I don't claim it's 100% efficient. But I do think there is a high degree of efficiency. We spend most of our lives chasing social status without even thinking about it. Be it through going to school to get a degree, going off to war to become a hero, leveling up your character in WoW, etc. It doesn't take a statistics degree to see the pattern; things that are good for "prestigiousness" are rarely good for much else.
"things that are good for "prestigiousness" are rarely good for much else"
Oh, come on. Now you're just being silly.
Even the article tells you that you're wrong. Legal and medical jobs may be boring and/or tedious, but they pay about as well as you can ever expect to be paid in this country, without being insanely lucky.

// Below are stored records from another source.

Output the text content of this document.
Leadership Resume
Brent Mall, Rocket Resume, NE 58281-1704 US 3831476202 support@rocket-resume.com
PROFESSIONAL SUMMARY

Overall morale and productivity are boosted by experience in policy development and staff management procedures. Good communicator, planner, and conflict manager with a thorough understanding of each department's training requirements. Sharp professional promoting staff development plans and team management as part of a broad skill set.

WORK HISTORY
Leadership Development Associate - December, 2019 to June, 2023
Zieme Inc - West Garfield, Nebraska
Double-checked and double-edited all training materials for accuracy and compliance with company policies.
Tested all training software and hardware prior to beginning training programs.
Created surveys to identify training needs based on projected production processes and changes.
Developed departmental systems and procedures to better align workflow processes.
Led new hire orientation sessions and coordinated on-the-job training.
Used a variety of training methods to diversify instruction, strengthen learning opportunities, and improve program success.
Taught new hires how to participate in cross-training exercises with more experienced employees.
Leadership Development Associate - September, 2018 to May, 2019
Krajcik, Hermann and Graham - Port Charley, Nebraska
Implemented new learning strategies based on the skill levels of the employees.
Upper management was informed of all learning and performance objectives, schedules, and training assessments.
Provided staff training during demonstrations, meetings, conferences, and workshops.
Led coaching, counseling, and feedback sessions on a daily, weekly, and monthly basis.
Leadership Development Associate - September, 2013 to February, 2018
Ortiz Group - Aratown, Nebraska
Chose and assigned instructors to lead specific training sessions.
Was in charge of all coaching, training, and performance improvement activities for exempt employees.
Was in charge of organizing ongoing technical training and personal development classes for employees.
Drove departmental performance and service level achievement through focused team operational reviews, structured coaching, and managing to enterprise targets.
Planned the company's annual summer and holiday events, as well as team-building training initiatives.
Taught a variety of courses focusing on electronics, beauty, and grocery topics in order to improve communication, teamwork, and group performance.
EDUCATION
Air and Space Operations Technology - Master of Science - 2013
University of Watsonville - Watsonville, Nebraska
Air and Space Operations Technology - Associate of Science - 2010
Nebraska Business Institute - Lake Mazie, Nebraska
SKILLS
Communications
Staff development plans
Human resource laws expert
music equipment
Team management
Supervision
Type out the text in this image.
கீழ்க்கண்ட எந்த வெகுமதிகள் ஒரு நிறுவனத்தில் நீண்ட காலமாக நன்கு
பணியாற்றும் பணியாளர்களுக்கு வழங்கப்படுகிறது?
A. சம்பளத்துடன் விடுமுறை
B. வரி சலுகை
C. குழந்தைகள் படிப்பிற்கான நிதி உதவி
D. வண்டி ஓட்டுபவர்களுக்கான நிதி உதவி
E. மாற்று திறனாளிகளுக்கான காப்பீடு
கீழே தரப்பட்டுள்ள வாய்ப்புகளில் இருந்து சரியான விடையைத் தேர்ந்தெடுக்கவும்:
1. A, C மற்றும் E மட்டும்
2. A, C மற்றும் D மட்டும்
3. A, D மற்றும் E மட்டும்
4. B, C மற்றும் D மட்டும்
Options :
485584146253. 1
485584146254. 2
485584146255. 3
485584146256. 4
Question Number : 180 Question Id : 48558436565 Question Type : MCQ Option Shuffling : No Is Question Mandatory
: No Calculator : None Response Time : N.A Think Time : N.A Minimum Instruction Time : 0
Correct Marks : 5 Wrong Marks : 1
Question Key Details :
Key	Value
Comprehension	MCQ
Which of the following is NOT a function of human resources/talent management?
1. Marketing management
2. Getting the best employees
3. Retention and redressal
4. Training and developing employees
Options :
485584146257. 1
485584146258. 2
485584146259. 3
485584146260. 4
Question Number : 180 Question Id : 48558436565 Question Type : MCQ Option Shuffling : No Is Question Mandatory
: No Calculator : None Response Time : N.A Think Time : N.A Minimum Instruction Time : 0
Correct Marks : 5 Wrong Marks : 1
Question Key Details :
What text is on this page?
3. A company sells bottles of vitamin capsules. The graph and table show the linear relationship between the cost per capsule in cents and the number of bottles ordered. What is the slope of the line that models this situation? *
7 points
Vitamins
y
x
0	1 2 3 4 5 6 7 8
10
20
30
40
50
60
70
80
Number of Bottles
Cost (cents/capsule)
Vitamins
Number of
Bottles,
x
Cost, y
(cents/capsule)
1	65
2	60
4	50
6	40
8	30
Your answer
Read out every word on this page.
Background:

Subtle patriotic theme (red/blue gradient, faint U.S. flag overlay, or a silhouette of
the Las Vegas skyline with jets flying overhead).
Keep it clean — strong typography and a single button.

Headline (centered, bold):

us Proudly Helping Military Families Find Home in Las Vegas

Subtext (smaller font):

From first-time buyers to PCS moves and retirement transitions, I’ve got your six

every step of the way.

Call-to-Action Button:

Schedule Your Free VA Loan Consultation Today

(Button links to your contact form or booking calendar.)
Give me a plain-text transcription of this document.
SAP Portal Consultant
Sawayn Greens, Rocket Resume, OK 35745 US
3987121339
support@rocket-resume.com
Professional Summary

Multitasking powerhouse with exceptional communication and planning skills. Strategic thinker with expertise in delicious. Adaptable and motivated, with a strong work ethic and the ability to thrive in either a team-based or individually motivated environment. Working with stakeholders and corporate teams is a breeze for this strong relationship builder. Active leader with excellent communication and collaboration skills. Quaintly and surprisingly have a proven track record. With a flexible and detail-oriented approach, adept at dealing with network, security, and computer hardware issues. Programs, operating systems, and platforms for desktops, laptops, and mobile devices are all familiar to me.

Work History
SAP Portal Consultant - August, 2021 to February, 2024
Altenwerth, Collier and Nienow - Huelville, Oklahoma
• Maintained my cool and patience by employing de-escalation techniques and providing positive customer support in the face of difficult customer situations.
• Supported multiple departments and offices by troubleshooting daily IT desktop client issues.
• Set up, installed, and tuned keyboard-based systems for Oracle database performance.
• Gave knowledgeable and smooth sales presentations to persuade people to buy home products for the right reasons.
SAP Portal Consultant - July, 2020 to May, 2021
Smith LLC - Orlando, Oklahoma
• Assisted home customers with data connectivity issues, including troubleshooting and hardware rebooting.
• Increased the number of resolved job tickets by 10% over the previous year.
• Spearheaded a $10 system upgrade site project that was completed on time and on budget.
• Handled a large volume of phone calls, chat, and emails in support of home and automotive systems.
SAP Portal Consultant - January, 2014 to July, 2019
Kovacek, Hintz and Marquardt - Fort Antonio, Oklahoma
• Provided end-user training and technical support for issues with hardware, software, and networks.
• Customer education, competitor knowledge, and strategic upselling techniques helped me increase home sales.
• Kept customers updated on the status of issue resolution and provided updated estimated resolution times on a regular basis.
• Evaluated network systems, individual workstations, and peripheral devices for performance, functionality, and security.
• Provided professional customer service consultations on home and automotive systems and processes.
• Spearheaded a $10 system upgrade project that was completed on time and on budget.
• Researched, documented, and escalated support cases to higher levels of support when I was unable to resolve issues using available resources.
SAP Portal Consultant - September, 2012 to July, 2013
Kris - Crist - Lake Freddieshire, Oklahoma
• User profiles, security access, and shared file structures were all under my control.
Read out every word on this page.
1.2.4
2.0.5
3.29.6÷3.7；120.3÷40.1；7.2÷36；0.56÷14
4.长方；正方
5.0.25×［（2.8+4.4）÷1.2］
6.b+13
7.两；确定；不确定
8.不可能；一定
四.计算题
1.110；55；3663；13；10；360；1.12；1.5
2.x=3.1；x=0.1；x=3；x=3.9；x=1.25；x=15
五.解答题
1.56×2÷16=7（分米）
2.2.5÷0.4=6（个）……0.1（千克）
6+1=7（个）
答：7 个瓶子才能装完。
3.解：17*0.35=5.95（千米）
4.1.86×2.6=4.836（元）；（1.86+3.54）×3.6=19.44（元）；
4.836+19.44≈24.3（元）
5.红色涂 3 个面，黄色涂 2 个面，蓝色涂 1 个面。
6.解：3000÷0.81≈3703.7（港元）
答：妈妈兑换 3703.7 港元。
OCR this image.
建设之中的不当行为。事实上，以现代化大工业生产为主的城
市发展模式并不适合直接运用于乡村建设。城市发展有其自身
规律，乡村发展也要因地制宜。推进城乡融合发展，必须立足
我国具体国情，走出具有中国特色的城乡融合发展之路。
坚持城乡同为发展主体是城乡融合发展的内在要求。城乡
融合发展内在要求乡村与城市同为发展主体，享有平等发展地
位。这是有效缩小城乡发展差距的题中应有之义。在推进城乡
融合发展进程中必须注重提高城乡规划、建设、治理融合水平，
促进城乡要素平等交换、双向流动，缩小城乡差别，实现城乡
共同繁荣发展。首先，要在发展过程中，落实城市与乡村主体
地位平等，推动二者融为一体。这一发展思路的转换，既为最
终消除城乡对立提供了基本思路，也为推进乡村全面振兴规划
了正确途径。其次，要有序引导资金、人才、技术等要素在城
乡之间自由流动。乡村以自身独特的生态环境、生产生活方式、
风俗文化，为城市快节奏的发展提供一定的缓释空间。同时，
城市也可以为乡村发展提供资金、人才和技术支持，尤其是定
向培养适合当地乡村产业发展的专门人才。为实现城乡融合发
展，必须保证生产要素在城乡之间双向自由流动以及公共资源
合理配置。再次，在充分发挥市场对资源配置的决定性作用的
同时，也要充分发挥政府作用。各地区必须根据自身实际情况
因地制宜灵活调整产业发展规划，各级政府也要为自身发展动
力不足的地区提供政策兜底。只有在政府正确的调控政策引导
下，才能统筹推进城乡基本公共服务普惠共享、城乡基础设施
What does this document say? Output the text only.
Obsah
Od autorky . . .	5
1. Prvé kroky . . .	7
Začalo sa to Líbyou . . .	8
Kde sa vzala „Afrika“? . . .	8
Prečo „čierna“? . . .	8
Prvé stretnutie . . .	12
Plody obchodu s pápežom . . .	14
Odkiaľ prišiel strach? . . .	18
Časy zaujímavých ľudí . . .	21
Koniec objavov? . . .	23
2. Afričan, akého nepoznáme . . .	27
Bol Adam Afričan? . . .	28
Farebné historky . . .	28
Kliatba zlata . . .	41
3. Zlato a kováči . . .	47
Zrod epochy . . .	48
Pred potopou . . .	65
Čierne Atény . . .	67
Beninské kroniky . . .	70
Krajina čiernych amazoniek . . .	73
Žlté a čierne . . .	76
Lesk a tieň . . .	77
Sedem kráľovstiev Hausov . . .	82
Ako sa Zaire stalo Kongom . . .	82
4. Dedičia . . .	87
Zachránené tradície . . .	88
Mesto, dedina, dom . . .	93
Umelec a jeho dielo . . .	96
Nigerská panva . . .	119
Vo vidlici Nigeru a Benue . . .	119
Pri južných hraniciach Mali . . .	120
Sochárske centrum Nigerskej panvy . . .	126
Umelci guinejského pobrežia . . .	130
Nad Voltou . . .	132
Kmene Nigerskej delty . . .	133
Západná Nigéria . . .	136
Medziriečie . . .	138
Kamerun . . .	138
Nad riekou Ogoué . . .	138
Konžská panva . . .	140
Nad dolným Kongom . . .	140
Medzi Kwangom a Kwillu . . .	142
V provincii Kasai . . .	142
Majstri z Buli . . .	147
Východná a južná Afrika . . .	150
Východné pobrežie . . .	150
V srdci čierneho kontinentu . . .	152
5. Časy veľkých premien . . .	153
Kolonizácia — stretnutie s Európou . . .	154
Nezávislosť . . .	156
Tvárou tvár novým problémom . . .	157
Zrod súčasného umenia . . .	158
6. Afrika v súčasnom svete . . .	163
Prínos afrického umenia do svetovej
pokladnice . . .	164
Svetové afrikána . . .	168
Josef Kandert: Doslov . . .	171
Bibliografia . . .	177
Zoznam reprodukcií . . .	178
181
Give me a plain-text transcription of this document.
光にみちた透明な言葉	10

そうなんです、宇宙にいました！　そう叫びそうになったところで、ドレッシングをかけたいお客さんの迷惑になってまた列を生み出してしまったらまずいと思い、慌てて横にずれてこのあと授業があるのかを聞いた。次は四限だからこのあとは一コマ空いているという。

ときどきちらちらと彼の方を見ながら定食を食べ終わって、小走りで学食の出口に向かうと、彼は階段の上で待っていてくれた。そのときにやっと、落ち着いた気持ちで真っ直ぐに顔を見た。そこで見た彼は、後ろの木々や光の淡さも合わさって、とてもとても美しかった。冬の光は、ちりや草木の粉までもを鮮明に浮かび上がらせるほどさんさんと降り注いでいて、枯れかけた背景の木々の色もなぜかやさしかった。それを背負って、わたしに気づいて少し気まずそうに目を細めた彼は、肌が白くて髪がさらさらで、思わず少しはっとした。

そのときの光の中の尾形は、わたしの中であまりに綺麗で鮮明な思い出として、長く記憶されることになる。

Basically, you're succumbing to survivor's bias: you see the stories of the lucky entrepreneurs, so you're relatively unaware of the (vast majority of) people who never make it big (and who end up working in corporate jobs for the rest of their lives). Meanwhile, the people who labor for decades to achieve career success as doctors or lawyers strike you as unglamorous wage slaves, next to the Paul Bucheits and Jamie Zawinskis of the world.
But as I said before, there's no free lunch; nobody is going to let you succeed without a lot of work, or a lot of luck. So you either trust your fate to randomness (high variance; a lot of luck), or you methodically start climbing your way up the greased pole (low variance; a little luck).
Overall, the expected value of career success is higher for the doctors and lawyers, and the variance is lower. That's why people pursue the degree -- not out of some blind faith in title and prestige.